4.5.2. In der fraglichen Prüfung sind insgesamt 107 Fragen gestellt worden, die teilweise in Unterfragen aufgeteilt gewesen sind, so dass insgesamt über 200 Einzelfragen beantwortet werden mussten, die allerdings abgesehen von wenigen Ausnahmen ausserordentlich kurz gefasst waren. Nur ungefähr 16% der Antworten der Beschwerdeführerin auf die Hauptfragen wurden als vollständig richtig beurteilt, so dass sie anlässlich der Einsichtnahme ausserordentlich viele ihrer (falschen) Antworten zu überprüfen hat.
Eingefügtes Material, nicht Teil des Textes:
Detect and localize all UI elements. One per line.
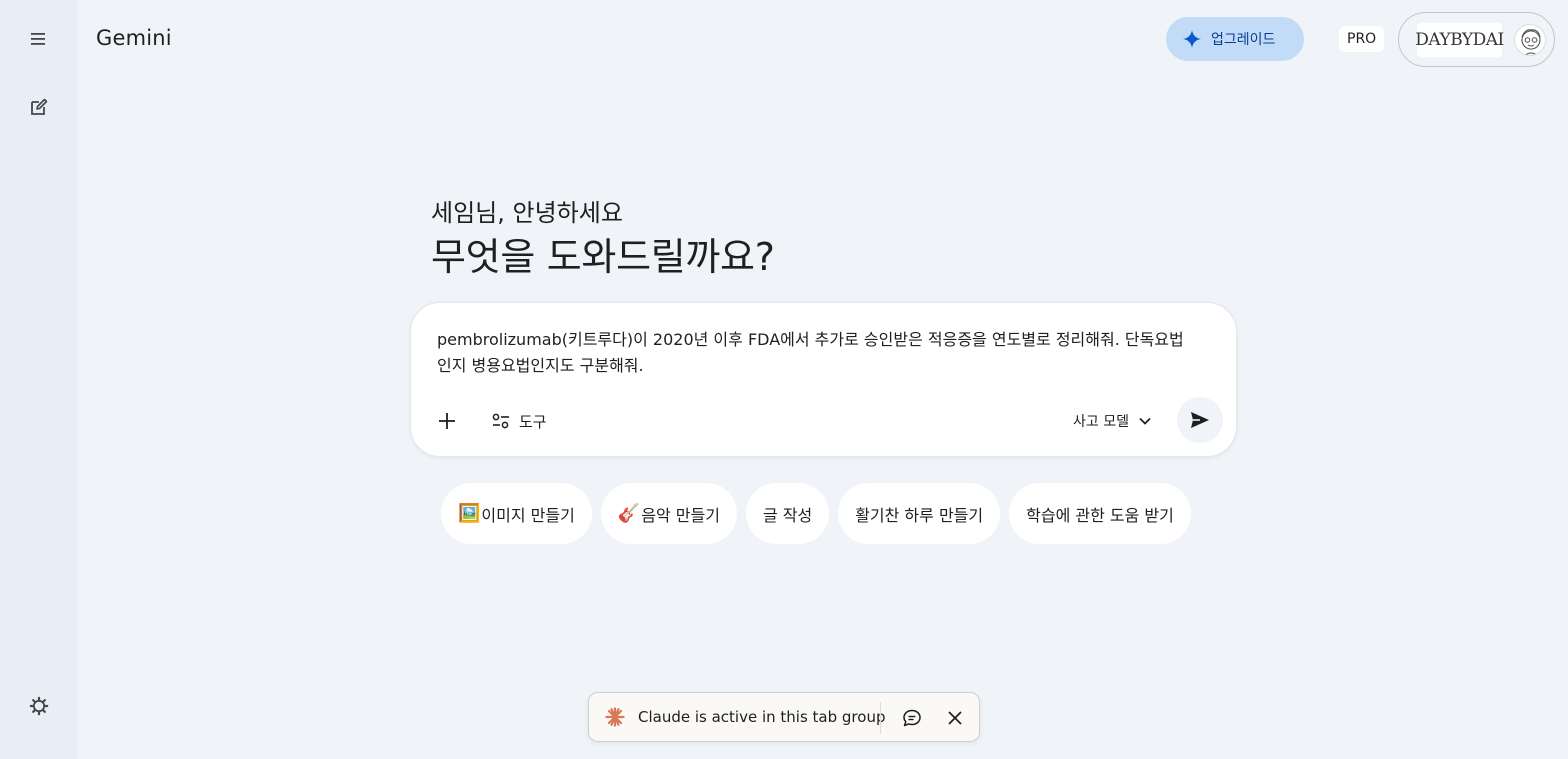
plus-icon bbox=[439, 413, 455, 429]
new-chat-button[interactable] bbox=[19, 87, 59, 127]
claude-status-bar: Claude is active in this tab group bbox=[588, 692, 980, 742]
chip-label: 학습에 관한 도움 받기 bbox=[1026, 505, 1174, 525]
chip-label: 글 작성 bbox=[762, 505, 813, 525]
gemini-app: Gemini 업그레이드 PRO DAYBYDAI 세임님, 안녕하세요 무엇을… bbox=[0, 0, 1568, 759]
sparkle-icon bbox=[1183, 30, 1201, 48]
chat-bubble-icon bbox=[903, 709, 921, 727]
tools-label: 도구 bbox=[519, 412, 547, 431]
image-emoji-icon: 🖼️ bbox=[458, 503, 481, 524]
close-icon bbox=[948, 711, 962, 725]
claude-logo-icon bbox=[605, 707, 625, 727]
claude-status-text: Claude is active in this tab group bbox=[638, 708, 886, 726]
chevron-down-icon bbox=[1139, 417, 1151, 425]
tools-button[interactable]: 도구 bbox=[483, 401, 555, 441]
chip-create-music[interactable]: 🎸 음악 만들기 bbox=[600, 483, 737, 544]
edit-icon bbox=[31, 98, 48, 115]
greeting-title: 무엇을 도와드릴까요? bbox=[431, 235, 775, 279]
account-logo: DAYBYDAI bbox=[1415, 22, 1504, 57]
claude-chat-button[interactable] bbox=[898, 704, 926, 732]
hamburger-menu-icon bbox=[31, 33, 45, 45]
prompt-input[interactable]: pembrolizumab(키트루다)이 2020년 이후 FDA에서 추가로 … bbox=[437, 327, 1207, 379]
greeting-subtitle: 세임님, 안녕하세요 bbox=[431, 199, 623, 227]
chip-energize-day[interactable]: 활기찬 하루 만들기 bbox=[838, 483, 1001, 544]
prompt-composer: pembrolizumab(키트루다)이 2020년 이후 FDA에서 추가로 … bbox=[410, 302, 1237, 457]
suggestion-chips: 🖼️ 이미지 만들기 🎸 음악 만들기 글 작성 활기찬 하루 만들기 학습에 … bbox=[441, 483, 1191, 544]
send-icon bbox=[1191, 412, 1209, 428]
chip-create-image[interactable]: 🖼️ 이미지 만들기 bbox=[441, 483, 592, 544]
send-button[interactable] bbox=[1177, 397, 1223, 443]
chip-learning-help[interactable]: 학습에 관한 도움 받기 bbox=[1009, 483, 1191, 544]
plan-badge: PRO bbox=[1339, 26, 1385, 52]
guitar-emoji-icon: 🎸 bbox=[617, 503, 641, 524]
app-title[interactable]: Gemini bbox=[96, 26, 172, 50]
account-switcher[interactable]: DAYBYDAI bbox=[1398, 12, 1555, 67]
chip-label: 음악 만들기 bbox=[641, 505, 720, 525]
model-label: 사고 모델 bbox=[1073, 414, 1129, 430]
model-selector[interactable]: 사고 모델 bbox=[1067, 401, 1157, 441]
gear-icon bbox=[29, 696, 49, 716]
menu-button[interactable] bbox=[19, 19, 59, 59]
chip-write[interactable]: 글 작성 bbox=[745, 483, 830, 544]
chip-label: 이미지 만들기 bbox=[481, 505, 575, 525]
close-button[interactable] bbox=[941, 704, 969, 732]
settings-button[interactable] bbox=[19, 686, 59, 726]
divider bbox=[880, 702, 881, 734]
upgrade-label: 업그레이드 bbox=[1211, 32, 1276, 48]
tools-sliders-icon bbox=[492, 413, 509, 429]
add-attachment-button[interactable] bbox=[427, 401, 467, 441]
chip-label: 활기찬 하루 만들기 bbox=[855, 505, 984, 525]
upgrade-button[interactable]: 업그레이드 bbox=[1166, 17, 1304, 61]
avatar bbox=[1514, 23, 1546, 56]
sidebar-rail bbox=[0, 0, 78, 759]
Da zudem die Fragen in deutscher Sprache verfasst waren und die Beschwerdeführerin unbestrittenermassen französischer Muttersprache ist, kann nicht von der Hand gewiesen werden, dass sie für eine angemessene Akteneinsicht relativ viel Zeit braucht. Unter diesen Umständen und unter Berücksichtigung der Dauer der Prüfung von 4½ Stunden erscheint eine Beschränkung der Akteneinsicht auf 1½ Stunden eindeutig als zu kurz. Hieran vermag auch nichts zu ändern, dass der Beschwerdeführerin eine Liste mit den falsch oder nur teilweise richtig beantworteten Fragen abgegeben wird bzw. wurde, war diese doch angesichts der relativ wenigen als richtig beurteilten Antworten nicht geeignet, die Einsichtnahme wesentlich zu erleichtern.
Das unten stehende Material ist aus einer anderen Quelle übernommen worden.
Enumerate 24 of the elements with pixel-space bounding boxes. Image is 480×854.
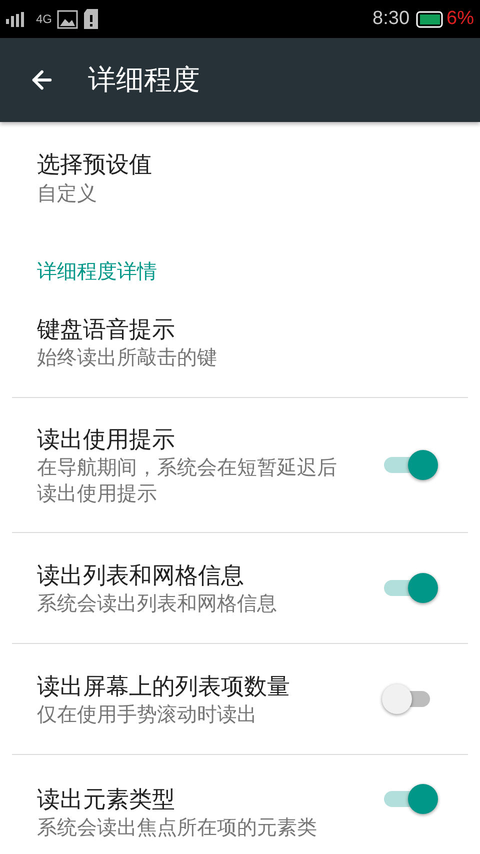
clock-time: 8:30	[372, 6, 410, 31]
image-icon	[57, 10, 78, 28]
battery-icon	[416, 10, 444, 28]
preset-setting[interactable]: 选择预设值 自定义	[0, 122, 480, 234]
screen-title: 详细程度	[88, 63, 200, 97]
setting-summary: 仅在使用手势滚动时读出	[37, 703, 258, 728]
sd-card-icon	[84, 9, 98, 29]
section-header: 详细程度详情	[37, 260, 157, 284]
setting-summary: 系统会读出焦点所在项的元素类	[37, 816, 318, 841]
toggle-switch[interactable]	[382, 783, 438, 815]
setting-summary: 自定义	[37, 182, 98, 207]
toggle-switch[interactable]	[382, 572, 438, 604]
network-type: 4G	[36, 11, 52, 28]
toggle-switch[interactable]	[382, 449, 438, 481]
setting-title: 键盘语音提示	[37, 314, 176, 344]
setting-title: 读出列表和网格信息	[37, 561, 245, 590]
setting-summary: 系统会读出列表和网格信息	[37, 592, 278, 617]
setting-summary: 在导航期间，系统会在短暂延迟后读出使用提示	[37, 456, 337, 507]
setting-title: 选择预设值	[37, 150, 153, 179]
setting-title: 读出屏幕上的列表项数量	[37, 672, 291, 701]
setting-title: 读出元素类型	[37, 785, 176, 814]
setting-title: 读出使用提示	[37, 425, 176, 454]
battery-percentage: 6%	[446, 6, 474, 31]
setting-summary: 始终读出所敲击的键	[37, 346, 218, 370]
4.5.3. Auch wenn eine zeitliche Begrenzung der Akteneinsicht nicht zu beanstanden ist, erachtet die REKO MAW die im vorliegenden Verfahren verfügte Beschränkung auf 1½ Stunden als unverhältnismässig. Sie hält dafür, dass die Dauer der Einsichtnahme in der Regel ausgehend von der Prüfungsdauer festzulegen ist. Da die blosse Nachkontrolle weniger Zeit in Anspruch nehmen dürfte als die erstmalige Beantwortung der Fragen, ist die Einsichtsdauer bei länger dauernden Prüfungen kürzer anzusetzen als die Prüfungsdauer - und zudem entsprechend der Anzahl der als richtig beurteilten Antworten weiter zu kürzen. Im vorliegenden Verfahren ist allerdings auch den sprachlichen Problemen der Beschwerdeführerin gebührend Rechnung zu tragen, und es ist darauf zu achten, dass es ihr trotz beschränkter Deutschkenntnisse möglich ist, ihr rechtliches Gehör ausreichend zu wahren. Mit Rücksicht auf diese besondere Situation und die erwähnten Interessen an der Geheimhaltung sowie der Verwaltungsökonomie erscheint eine Einsichtsdauer von mindestens 3 Stunden grundsätzlich als angemessen.

Da die Beschwerdeführerin allerdings bereits am 17. Februar 2004 Gelegenheit hatte, während 1½ Stunden die fraglichen Unterlagen einzusehen, rechtfertigt es sich, die Dauer einer zusätzlichen Akteneinsicht auf 2½ Stunden festzulegen.

5. Zusammenfassend ist festzuhalten, dass der LA zu Recht die Gewährung der Akteneinsicht in die Prüfungsunterlagen der beiden Teilprüfungen des Faches «Fächerübergreifend organzentriert I» beschränkt hat, indem er nur eine befristete Einsichtnahme unter Aufsicht der Ortspräsidentin zugelassen und insbesondere die Herausgabe dieser Unterlagen verweigert sowie die Herstellung von Kopien oder Abschriften verboten hat. Insoweit ist die Beschwerde abzuweisen, soweit darauf eingetreten werden kann.

Die vom LA verfügte Dauer der Einsichtnahme erweist sich allerdings als unverhältnismässig kurz und damit rechtswidrig. Insoweit ist die angefochtene Verfügung in teilweiser Gutheissung der Beschwerde abzuändern und eine zusätzliche Einsichtnahme von 2½ Stunden Dauer zu ermöglichen.